The frame is simple pine lattice. It doesn't look great. But to me it looks better than almost any frame I can buy! For some this may seem hard to believe. But it's true. There are times when ornate frames look appropriate and actually add to the work. But I've always used lattice to frame my large abstract paintings. It's cheap but it also does what I want: put a simple edge to the painting that differentiates it from the background wall. When I switched to naturalistic painting I found that I wanted the same thing for my acrylic paintings. This it not true for my watercolors or prints, where I think the combination of mat and fairly simple frame work to set off the art and give it it's own little world to live in. But for acrylics I still think that just enough wood to give the painting an edge looks best. If I had more time though I would have preferred mitered corners to the butt joint that I used.
Tuesday, July 3, 2012
We had hoped to see the endangered, and protected, Least Tern during our visit in late April/early May. Through the last day of our trip we still hadn't seen one.But as walked 'The Meadows' on our last night there we saw a smaller tern out on a spit. Sure enough we could see just enough to identify it as a Least Tern.
It was just too far away, even in my scope, to sketch. Instead I took some photos and hoped for the best. They still showed almost nothing to indicate it was a Least Tern. But it did show how small it was compared to the Forster's Terns to its left. And it showed one of the most striking aspects of this area, the bands of water and reed.
I always enjoy this view. It is so indicative of Cape May. I also liked the fact that the photo showed various birds all together in the same environment. This is what you actually see when you're outside, not individual birds, posed as though in a photographer's studio. As much as I like to show the beauty of birds I like to do it with them in a recognizable environment, not in the equivalent of a photographers studio.

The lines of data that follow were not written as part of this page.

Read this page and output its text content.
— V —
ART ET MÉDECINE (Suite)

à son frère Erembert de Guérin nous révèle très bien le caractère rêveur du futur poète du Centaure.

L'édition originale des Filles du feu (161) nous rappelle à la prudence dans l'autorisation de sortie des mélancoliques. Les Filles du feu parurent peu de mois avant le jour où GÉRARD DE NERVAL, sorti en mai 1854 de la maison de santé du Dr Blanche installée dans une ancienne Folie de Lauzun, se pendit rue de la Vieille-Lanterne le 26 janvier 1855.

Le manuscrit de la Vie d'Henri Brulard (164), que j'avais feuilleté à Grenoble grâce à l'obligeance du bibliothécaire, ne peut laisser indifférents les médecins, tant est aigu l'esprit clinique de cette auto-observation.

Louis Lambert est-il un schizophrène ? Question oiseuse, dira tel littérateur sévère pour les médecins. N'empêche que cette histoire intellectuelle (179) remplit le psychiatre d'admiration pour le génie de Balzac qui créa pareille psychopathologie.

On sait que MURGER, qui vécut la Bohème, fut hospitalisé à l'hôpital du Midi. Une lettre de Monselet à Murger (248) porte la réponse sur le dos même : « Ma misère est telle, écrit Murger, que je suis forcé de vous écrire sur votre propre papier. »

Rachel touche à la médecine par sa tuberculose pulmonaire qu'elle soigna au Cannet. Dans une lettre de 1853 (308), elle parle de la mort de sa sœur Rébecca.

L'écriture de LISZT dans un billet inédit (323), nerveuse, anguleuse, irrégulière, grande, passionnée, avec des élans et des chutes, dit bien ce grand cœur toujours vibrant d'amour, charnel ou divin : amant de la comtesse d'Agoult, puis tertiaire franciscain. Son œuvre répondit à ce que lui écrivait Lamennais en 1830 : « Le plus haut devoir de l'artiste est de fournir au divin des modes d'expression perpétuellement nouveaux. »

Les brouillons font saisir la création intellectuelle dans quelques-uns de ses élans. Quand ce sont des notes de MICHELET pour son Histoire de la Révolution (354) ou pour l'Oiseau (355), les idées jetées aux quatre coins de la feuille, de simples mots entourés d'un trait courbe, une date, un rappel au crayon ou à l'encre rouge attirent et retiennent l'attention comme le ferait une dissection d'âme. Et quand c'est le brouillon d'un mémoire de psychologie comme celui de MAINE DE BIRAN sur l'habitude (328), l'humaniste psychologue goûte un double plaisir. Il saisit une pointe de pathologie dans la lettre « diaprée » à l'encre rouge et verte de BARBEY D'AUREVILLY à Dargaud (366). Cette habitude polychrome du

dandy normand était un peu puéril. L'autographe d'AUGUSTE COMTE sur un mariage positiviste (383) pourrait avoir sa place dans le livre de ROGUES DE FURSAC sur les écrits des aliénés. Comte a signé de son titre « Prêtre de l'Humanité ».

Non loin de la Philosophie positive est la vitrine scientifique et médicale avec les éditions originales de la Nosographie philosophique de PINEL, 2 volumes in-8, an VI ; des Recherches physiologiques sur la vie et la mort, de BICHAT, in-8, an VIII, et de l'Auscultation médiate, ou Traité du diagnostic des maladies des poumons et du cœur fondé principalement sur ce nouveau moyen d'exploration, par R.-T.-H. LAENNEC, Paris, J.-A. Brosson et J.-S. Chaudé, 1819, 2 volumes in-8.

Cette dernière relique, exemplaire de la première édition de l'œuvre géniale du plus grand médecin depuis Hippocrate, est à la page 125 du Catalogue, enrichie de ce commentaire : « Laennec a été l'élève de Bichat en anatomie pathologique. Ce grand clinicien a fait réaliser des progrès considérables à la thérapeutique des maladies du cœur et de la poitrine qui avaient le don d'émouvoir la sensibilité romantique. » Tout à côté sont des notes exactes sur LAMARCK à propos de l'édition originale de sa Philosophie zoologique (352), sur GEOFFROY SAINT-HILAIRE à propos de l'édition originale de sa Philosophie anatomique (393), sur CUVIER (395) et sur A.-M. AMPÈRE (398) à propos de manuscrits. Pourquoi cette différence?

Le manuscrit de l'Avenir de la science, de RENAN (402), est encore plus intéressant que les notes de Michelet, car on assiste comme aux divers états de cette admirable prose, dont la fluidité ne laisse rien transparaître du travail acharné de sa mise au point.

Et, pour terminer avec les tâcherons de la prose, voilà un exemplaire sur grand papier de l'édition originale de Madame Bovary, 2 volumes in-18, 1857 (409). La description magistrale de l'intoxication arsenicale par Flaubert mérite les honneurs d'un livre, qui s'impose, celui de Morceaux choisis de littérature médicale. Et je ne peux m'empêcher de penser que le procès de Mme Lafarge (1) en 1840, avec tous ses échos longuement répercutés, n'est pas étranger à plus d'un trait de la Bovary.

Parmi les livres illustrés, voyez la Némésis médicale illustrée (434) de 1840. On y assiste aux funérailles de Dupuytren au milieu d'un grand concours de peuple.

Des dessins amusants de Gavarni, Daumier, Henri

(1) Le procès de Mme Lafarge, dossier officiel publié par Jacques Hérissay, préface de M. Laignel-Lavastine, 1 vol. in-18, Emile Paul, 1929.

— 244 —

This is on a 9x12 inch canvas. I'm not sure how much more I'll work on it. I have gone back and forth on the two bands of reeds four or five times. At some point all of the shapes, colors and sense of light will look good to me, or at least as good as I think I'm capable of doing. The birds will remain loosely defined. But that is the way that they really are at that distance. I do like the fact that this looks pretty much just like what you might see at 'The Meadows' in late spring.